Time passed and steam heating ruled for years. The trade began to look at radiator air vents as a commodity and the public began to fiddle with them when they didn’t have as much heat as they wanted. Vents get picked on because they’re so visible.
And that problem led to another sort of radiator air vent. This one showed up in the 1920s. They called it In-Air-Rid and it was the invention of Leslie M. Stadelhofer of Newark, N.J. The American Radiator Company sold them. These vents were invisible because they were inside the radiators. How’s that for a brilliant solution? Put it where people can’t touch it.
It looks like a hexed plug screwed into the top tapping on the radiator section furthest from the radiator supply valve. There’s a label on the plug that reads American Radiator Company In-Air-Rid. Often, someone has painted over that label, which makes it even easier for the vent to hide.
The vent has a float and a vent hole, just like an exposed air vent, but all of this is inside the radiator. The In-Air-Rid also has a spring loaded seat that seals the last radiator section from the next-to-last section.

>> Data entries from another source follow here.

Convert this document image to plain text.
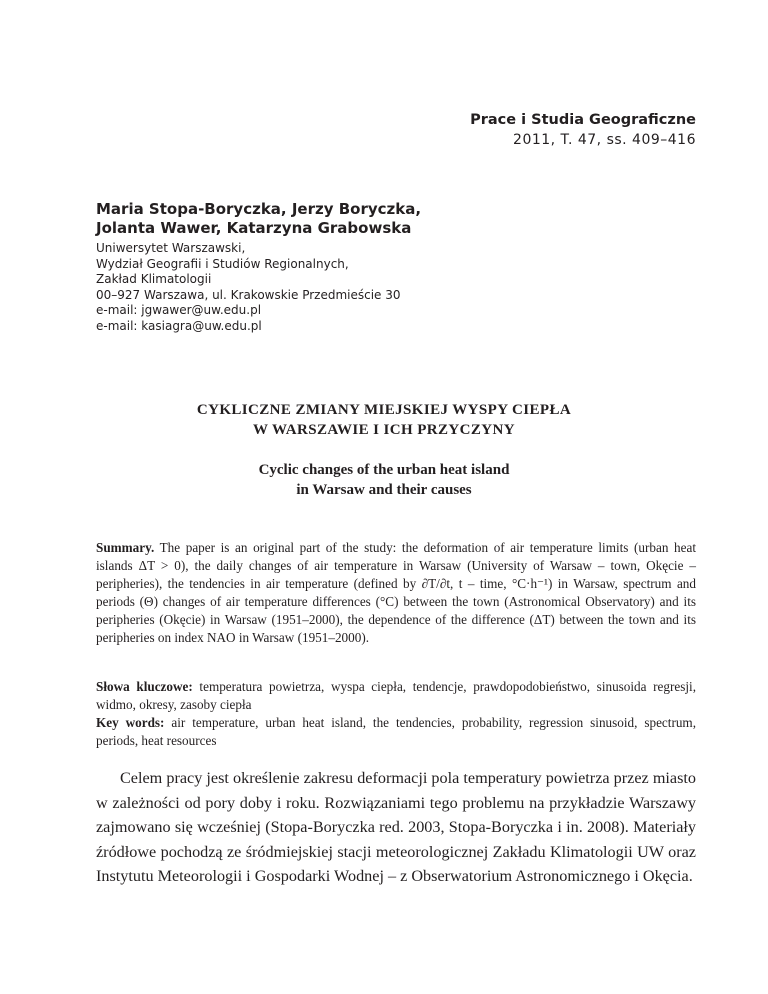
Prace i Studia Geograficzne
2011, T. 47, ss. 409–416
Maria Stopa-Boryczka, Jerzy Boryczka, Jolanta Wawer, Katarzyna Grabowska
Uniwersytet Warszawski,
Wydział Geografii i Studiów Regionalnych,
Zakład Klimatologii
00–927 Warszawa, ul. Krakowskie Przedmieście 30
e-mail: jgwawer@uw.edu.pl
e-mail: kasiagra@uw.edu.pl
CYKLICZNE ZMIANY MIEJSKIEJ WYSPY CIEPŁA
W WARSZAWIE I ICH PRZYCZYNY
Cyclic changes of the urban heat island
in Warsaw and their causes
Summary. The paper is an original part of the study: the deformation of air temperature limits (urban heat islands ΔT > 0), the daily changes of air temperature in Warsaw (University of Warsaw – town, Okęcie – peripheries), the tendencies in air temperature (defined by ∂T/∂t, t – time, °C·h⁻¹) in Warsaw, spectrum and periods (Θ) changes of air temperature differences (°C) between the town (Astronomical Observatory) and its peripheries (Okęcie) in Warsaw (1951–2000), the dependence of the difference (ΔT) between the town and its peripheries on index NAO in Warsaw (1951–2000).
Słowa kluczowe: temperatura powietrza, wyspa ciepła, tendencje, prawdopodobieństwo, sinusoida regresji, widmo, okresy, zasoby ciepła
Key words: air temperature, urban heat island, the tendencies, probability, regression sinusoid, spectrum, periods, heat resources

Celem pracy jest określenie zakresu deformacji pola temperatury powietrza przez miasto w zależności od pory doby i roku. Rozwiązaniami tego problemu na przykładzie Warszawy zajmowano się wcześniej (Stopa-Boryczka red. 2003, Stopa-Boryczka i in. 2008). Materiały źródłowe pochodzą ze śródmiejskiej stacji meteorologicznej Zakładu Klimatologii UW oraz Instytutu Meteorologii i Gospodarki Wodnej – z Obserwatorium Astronomicznego i Okęcia.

When steam enters the radiator from the bottom, it rises to the top of the radiator because it’s lighter than air. Once at the top, the steam wants to move horizontally across the top of the radiator and toward the vent. Without that spring-loaded seat, the steam would close the vent before most of the radiator was hot, but with it, the steam has to take a detour downward through that next-to-last radiator section, and then upward into the final section. This ensures that the radiator heats all the way across. It’s brilliant.
The vent hole in the In-Air-Rid is the dot in the i in the word Air. If that dot gets plugged, the radiator won’t heat because the air can’t get out, so we need to beware of the painters. I’ve fixed many heating problems with a paperclip. I loved seeing the look on the building owner’s faces when I did that.
There was a long and lovely learning curve with steam air venting, and the automatic air vent did not come easily to the heating industry. They really deserve more appreciation than we give them nowadays.